A fresh approach: free supermarket offers poorer families help and dignity
Senay BoztasThe shelves are stocked, the coffee machine primed and an enthusiastic team is ready to help customers. There’s one difference at this new supermarket in Amsterdam Nieuw-West: everything is free.
Fris, which opened on Tuesday night, is a crowd-funded initiative set up by Stichting Studiezalen, which runs homework classes for students in Amsterdam and Zaandam.
The idea is that, instead of a food bank or hand out, a free supermarket with other services attached can help families in poverty – and help families to get out of poverty.
‘Poverty exists, but we can’t look away,’ said Abdelhamid Idrissi, founder of Stichting Studiezalen and a hogeschool professor of practice in diversity and inclusion. ‘I want to offer families families full shelves, bread every day, and every basic that they need – as well as a lot of moments of contact. The key is trust.’
The bright building in Nieuw-West has a mezzanine floor with a coffee machine and cosy corner where families can also access help with all kinds of issues from debt and job seeking to overcoming addiction. ‘We want to hold these families tight and only let them go when their kids are sleeping soundly again at night,’ said Idrissi.
The initiative, which he said will cost €200,000, has fresh and store cupboard products donated by businesses including supermarket Vomar and baby product maker Naïf. It will support 80 families with food worth €651 a month, enough for a family with three children and a pet.
Dignity
Femke Halsema, mayor of Amsterdam, opened the supermarket and is an enthusiastic supporter. ‘If you are poor, it’s not a question of being guilty – it’s bad luck, it’s an accident, it is grief, circumstances that brought you into poverty,’ she said. ‘But in the Netherlands we have the very bad tendency to humiliate people who are in poverty.

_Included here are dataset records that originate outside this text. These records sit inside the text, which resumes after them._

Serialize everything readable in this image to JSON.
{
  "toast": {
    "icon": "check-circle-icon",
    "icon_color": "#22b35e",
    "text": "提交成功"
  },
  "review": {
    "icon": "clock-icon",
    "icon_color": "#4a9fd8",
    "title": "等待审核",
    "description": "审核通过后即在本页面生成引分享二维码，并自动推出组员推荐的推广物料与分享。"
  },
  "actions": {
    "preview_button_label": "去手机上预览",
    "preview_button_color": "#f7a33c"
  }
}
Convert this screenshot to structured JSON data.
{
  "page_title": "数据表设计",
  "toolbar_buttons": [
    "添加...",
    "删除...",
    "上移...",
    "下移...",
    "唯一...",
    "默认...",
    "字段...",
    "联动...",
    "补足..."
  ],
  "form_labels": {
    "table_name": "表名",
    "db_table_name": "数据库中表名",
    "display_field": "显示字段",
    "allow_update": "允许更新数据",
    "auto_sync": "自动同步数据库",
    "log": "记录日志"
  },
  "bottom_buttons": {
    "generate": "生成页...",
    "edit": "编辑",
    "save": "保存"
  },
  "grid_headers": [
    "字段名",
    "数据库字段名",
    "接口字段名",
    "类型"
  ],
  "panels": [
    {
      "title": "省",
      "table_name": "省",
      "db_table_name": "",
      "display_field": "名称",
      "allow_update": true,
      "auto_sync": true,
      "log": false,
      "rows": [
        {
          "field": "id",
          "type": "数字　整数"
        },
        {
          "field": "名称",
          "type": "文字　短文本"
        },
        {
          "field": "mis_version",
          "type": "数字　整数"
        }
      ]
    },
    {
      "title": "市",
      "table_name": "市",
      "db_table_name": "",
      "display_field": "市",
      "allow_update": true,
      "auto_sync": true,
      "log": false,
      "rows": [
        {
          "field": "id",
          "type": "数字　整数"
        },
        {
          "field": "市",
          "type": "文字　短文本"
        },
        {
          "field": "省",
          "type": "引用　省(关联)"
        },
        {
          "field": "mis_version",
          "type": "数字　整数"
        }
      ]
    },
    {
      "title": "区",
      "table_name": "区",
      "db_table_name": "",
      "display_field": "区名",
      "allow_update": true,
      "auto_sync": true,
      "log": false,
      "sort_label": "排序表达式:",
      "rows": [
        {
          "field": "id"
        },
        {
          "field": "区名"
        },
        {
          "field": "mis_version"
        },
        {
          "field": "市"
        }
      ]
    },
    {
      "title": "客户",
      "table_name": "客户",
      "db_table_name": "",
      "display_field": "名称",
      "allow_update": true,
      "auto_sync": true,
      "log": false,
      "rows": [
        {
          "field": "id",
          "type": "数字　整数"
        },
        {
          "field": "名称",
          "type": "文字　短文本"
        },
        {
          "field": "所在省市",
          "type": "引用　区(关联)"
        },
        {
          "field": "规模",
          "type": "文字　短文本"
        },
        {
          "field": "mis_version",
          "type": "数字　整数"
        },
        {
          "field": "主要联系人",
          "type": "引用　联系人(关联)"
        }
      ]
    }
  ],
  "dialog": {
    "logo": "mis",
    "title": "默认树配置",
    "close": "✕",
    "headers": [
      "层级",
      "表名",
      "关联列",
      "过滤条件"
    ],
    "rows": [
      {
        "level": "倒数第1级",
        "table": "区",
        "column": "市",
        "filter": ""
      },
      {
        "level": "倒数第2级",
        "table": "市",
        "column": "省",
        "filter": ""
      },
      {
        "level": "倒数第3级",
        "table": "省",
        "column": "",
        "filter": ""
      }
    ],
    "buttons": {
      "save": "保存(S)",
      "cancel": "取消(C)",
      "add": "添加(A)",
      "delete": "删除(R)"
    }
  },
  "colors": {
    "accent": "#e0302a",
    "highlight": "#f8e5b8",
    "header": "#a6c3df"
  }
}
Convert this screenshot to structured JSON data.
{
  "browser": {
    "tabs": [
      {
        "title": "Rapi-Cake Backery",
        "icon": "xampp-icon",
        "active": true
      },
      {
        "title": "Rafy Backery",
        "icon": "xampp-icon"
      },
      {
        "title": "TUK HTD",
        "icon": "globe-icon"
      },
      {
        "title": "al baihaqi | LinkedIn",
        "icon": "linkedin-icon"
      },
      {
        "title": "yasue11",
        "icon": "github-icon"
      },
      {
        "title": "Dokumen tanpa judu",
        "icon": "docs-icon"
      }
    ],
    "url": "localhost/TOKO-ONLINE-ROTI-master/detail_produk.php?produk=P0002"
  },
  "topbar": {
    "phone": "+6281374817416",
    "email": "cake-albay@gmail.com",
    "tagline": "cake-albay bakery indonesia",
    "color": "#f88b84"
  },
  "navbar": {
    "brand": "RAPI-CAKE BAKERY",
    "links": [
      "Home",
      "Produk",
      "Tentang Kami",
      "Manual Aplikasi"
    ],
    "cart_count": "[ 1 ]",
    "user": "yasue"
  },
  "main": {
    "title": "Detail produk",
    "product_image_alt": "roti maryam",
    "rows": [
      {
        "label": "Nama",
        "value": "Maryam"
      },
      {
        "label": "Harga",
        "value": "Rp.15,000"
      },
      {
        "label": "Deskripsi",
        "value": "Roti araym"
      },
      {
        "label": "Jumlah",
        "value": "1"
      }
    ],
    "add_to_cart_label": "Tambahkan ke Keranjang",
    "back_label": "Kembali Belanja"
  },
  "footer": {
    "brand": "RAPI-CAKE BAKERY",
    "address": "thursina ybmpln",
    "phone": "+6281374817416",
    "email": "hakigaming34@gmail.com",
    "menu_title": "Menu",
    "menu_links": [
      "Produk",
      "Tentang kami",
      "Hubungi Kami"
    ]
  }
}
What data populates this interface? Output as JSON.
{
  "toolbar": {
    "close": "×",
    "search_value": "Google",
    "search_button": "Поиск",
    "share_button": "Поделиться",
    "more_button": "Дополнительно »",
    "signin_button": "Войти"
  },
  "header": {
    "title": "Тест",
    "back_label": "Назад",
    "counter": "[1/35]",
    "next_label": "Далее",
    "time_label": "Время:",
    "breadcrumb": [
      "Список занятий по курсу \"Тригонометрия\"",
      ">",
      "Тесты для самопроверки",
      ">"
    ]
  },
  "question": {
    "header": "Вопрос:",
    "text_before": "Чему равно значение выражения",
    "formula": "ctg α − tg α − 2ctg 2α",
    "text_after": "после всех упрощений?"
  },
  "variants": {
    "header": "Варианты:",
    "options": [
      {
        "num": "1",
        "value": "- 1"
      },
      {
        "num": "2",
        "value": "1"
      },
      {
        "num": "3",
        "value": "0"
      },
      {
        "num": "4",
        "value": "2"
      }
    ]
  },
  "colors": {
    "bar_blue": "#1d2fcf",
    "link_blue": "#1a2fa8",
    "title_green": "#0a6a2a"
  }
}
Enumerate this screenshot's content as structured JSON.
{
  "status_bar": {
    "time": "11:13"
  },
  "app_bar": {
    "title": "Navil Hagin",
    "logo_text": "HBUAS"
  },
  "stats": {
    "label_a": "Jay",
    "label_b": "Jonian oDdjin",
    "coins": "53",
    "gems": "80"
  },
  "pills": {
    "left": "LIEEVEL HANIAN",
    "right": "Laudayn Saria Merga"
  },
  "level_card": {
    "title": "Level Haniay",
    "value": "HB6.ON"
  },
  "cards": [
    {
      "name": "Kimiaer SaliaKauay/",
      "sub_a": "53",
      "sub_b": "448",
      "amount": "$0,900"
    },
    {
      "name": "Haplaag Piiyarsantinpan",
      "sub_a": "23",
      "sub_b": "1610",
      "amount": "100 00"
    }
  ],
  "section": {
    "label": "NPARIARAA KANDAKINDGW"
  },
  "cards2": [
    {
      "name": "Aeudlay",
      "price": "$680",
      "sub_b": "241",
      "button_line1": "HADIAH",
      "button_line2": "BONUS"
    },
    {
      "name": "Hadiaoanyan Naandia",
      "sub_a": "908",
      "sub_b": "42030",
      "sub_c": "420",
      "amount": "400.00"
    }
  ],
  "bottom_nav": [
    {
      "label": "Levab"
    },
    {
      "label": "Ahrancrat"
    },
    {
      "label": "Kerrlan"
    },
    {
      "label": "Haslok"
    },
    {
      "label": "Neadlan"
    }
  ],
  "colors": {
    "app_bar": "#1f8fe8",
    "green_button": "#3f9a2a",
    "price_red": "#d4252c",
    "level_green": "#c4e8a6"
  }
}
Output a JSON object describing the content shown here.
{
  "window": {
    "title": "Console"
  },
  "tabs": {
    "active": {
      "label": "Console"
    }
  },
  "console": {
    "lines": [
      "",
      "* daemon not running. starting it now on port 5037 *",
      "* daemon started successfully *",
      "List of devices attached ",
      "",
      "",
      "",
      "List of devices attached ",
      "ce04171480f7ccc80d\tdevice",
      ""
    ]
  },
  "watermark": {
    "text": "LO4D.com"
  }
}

‘People have to prove they are poor if they want to be considered for extras, they actually have to show they couldn’t do anything about it, and so we pile humiliation on top of the misfortune of poverty. Abdelhamid and his people’s supermarket…is a supermarket but it is also a revolution. You get your shopping and, if you want, you can also get help.
‘There is no humiliation, there is dignity, and there is help, and this [message] is far bigger than this small space. It will travel across Amsterdam and hopefully further.’
Franchise
Matthijs Jasper, founder of crowdfunding initiative ‘The Happy Activist’, got involved after sharing a video about a social supermarket initiative in New Zealand. He said people fall through the cracks of social security systems and simply need help.
‘In real life, there’s not one organisation that combines all of the money to help people or a clear mission from government to help the vulnerable,’ he said. ‘We have to find other resources. The goal is to franchise this project to establish in other cities and lands, to create a blueprint to give to others.’
Marcella de Muinck, a director specialising in social development for recruiter Olympia, said the business will offer coaching and support to help people get back to work, upstairs in the supermarket. ‘We are working on taking away the barriers,’ she said.
Fresh look
Sofyan Mbarki, Amsterdam economic affairs chief, told Dutch News he hoped more businesses would think what they could do for the less fortunate. ‘This is not about financial benefits, but about benefiting society,’ he said. ‘It is painful that in a rich land like the Netherlands food banks are needed, but this is not just about the basic necessities.
‘It’s about sustainable solutions. I would call for other companies to contribute to our society and think about what they can do for the city.’
Fris, which in Dutch means ‘fresh’, aims to be an inspiration to help families who have fallen on tougher times find their own way again. ‘We want,’ said Idrissi, ‘to look at things afresh.’